Toquei novamente na questão da política porque gostaria que me dissesse o que sente acerca dos ataques pelo qual a Petra Costa é alvo desde o lançamento de “Democracia em Vertigem”. Não sente raiva?

Não sei se diria raiva, porque grande parte disso são ataques orquestrados, são "robôs". Depois de terem me atacado, seguiram em frente contra a Patrícia Campos Mello, que é a jornalista que revelou o esquema de corrupção e fabricação de fake news que beneficiaram a campanha eleitoral de Bolsonaro. Isto não passa de uma “caça às bruxas”, vindo de um ímpeto machista que muito privilegia os erros do próprio governo, com apenas o intuito de atacar.

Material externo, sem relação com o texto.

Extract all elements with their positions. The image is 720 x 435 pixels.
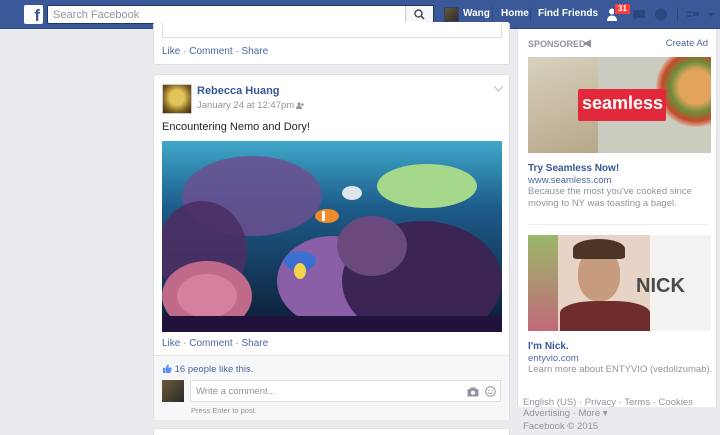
press-enter-hint: Press Enter to post.	[191, 406, 257, 415]
facebook-logo-icon[interactable]: f	[24, 5, 43, 24]
footer-links-row-2: Advertising · More ▾	[523, 408, 608, 419]
nav-find-friends-link[interactable]: Find Friends	[538, 8, 598, 19]
search-button[interactable]	[405, 6, 433, 23]
footer-copyright: Facebook © 2015	[523, 421, 599, 432]
emoji-icon[interactable]	[485, 386, 496, 397]
comment-link[interactable]: Comment	[189, 338, 232, 349]
create-ad-link[interactable]: Create Ad	[666, 38, 708, 49]
notifications-globe-icon[interactable]	[653, 7, 669, 22]
audience-friends-icon[interactable]	[296, 101, 305, 110]
ad-title[interactable]: I'm Nick.	[528, 341, 569, 352]
footer-links-row-1: English (US) · Privacy · Terms · Cookies	[523, 397, 693, 408]
ad-title[interactable]: Try Seamless Now!	[528, 163, 619, 174]
share-link[interactable]: Share	[242, 338, 269, 349]
like-summary[interactable]: 16 people like this.	[162, 364, 253, 375]
previous-post-attachment[interactable]	[162, 22, 502, 38]
thumbs-up-icon	[163, 364, 172, 373]
footer-link-more[interactable]: More	[578, 408, 600, 419]
post-text: Encountering Nemo and Dory!	[162, 121, 310, 133]
search-input[interactable]	[48, 6, 398, 23]
nav-profile-link[interactable]: Wang	[463, 8, 490, 19]
nav-divider	[492, 7, 493, 22]
comment-input[interactable]: Write a comment...	[196, 386, 276, 397]
footer-link-advertising[interactable]: Advertising	[523, 408, 570, 419]
sponsored-label: SPONSORED	[528, 39, 586, 49]
camera-icon[interactable]	[467, 387, 479, 397]
ad-description: Learn more about ENTYVIO (vedolizumab).	[528, 364, 713, 375]
footer-link-privacy[interactable]: Privacy	[585, 397, 616, 408]
right-sidebar: SPONSORED Create Ad seamless Try Seamles…	[517, 29, 717, 407]
like-count-text[interactable]: 16 people like this.	[175, 364, 254, 375]
previous-post-card: Like · Comment · Share	[153, 22, 510, 65]
messages-icon[interactable]	[631, 7, 647, 22]
ad-brand-text: NICK	[636, 275, 685, 297]
post-author-name[interactable]: Rebecca Huang	[197, 85, 280, 97]
account-menu-icon[interactable]	[703, 7, 719, 22]
footer-link-language[interactable]: English (US)	[523, 397, 576, 408]
friend-requests-badge: 31	[614, 3, 631, 15]
ad-image-entyvio[interactable]: NICK	[528, 235, 711, 331]
like-link[interactable]: Like	[162, 338, 180, 349]
footer-link-cookies[interactable]: Cookies	[659, 397, 693, 408]
caret-down-icon[interactable]: ▾	[600, 408, 608, 419]
share-link[interactable]: Share	[242, 46, 269, 57]
ad-divider	[528, 224, 708, 225]
ad-image-seamless[interactable]: seamless	[528, 57, 711, 153]
like-link[interactable]: Like	[162, 46, 180, 57]
ad-url[interactable]: entyvio.com	[528, 353, 579, 364]
comment-box[interactable]: Write a comment...	[190, 380, 501, 402]
search-icon	[414, 9, 425, 20]
ad-description: Because the most you've cooked since mov…	[528, 186, 692, 209]
post-timestamp[interactable]: January 24 at 12:47pm	[197, 100, 294, 111]
author-avatar[interactable]	[162, 84, 192, 114]
comment-link[interactable]: Comment	[189, 46, 232, 57]
nav-avatar[interactable]	[444, 7, 459, 22]
commenter-avatar	[162, 380, 184, 402]
nav-home-link[interactable]: Home	[501, 8, 529, 19]
post-photo-aquarium[interactable]	[162, 141, 502, 332]
post-card: Rebecca Huang January 24 at 12:47pm Enco…	[153, 74, 510, 420]
post-options-chevron-icon[interactable]	[494, 86, 503, 92]
nav-divider	[530, 7, 531, 22]
ad-url[interactable]: www.seamless.com	[528, 175, 611, 186]
post-feedback-area: 16 people like this. Write a comment... …	[154, 355, 509, 420]
footer-link-terms[interactable]: Terms	[624, 397, 650, 408]
post-actions: Like · Comment · Share	[162, 338, 269, 349]
next-post-card	[153, 428, 510, 435]
privacy-shortcuts-icon[interactable]	[685, 7, 701, 22]
ad-brand-text: seamless	[582, 93, 664, 113]
megaphone-icon	[584, 39, 591, 48]
nav-divider	[677, 7, 678, 22]
previous-post-actions: Like · Comment · Share	[162, 46, 269, 57]
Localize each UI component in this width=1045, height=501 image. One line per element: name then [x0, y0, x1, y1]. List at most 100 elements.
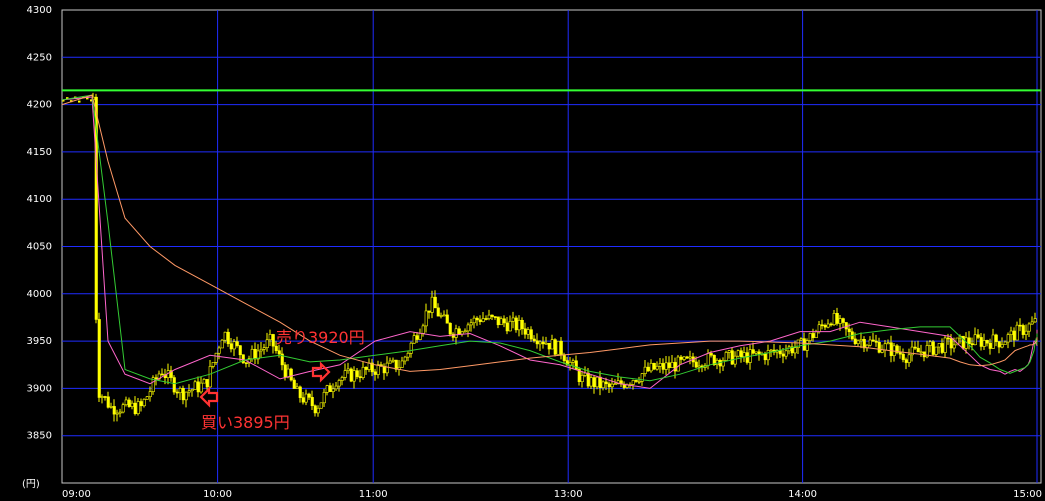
candle-body [214, 352, 218, 363]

Assim que João Dória [governador de São Paulo] começou a posicionar-se a favor da quarentena e contra as indicações do Presidente, surgiu no Twitter, trends como #ForaDoria, #ImpeachmentDoria ou até mesmo #ImpeachmentMaia. São claramente ações orquestradas por robôs. Eles dominam essa tecnologia, por isso é uma tarefa das nossas instituições aprenderem rapidamente como os controlar, assim como as redes sociais como o Twitter e Facebook, a punir e controlar esses robots. Porque são um quinto poder que ameaça a nossa liberdade de expressão e influencia a nossa democracia. Não possuem qualquer tipo de regularização. Estão a colaborar com a reeleição dele e a destruir a nossa democracia. Ainda estamos muito atrasados em controlar esses exames tóxicos que estão extraviando as nossas redes. É uma tristeza, porque é um ataque a mim hoje, mas amanhã poderá ser a outro. É um ataque a todos.

Em Berlim deste ano, a produtora Sara Silveira (“Todos os Mortos”) fez um discurso emocionante na conferência de imprensa, proclamando o cinema como resistência. Acredita que o cinema brasileiro é a grande resistência da democracia brasileira?

É uma importante fonte de resistência desse avanço autoritário. Tem sido, ao longo das décadas, como nos últimos anos.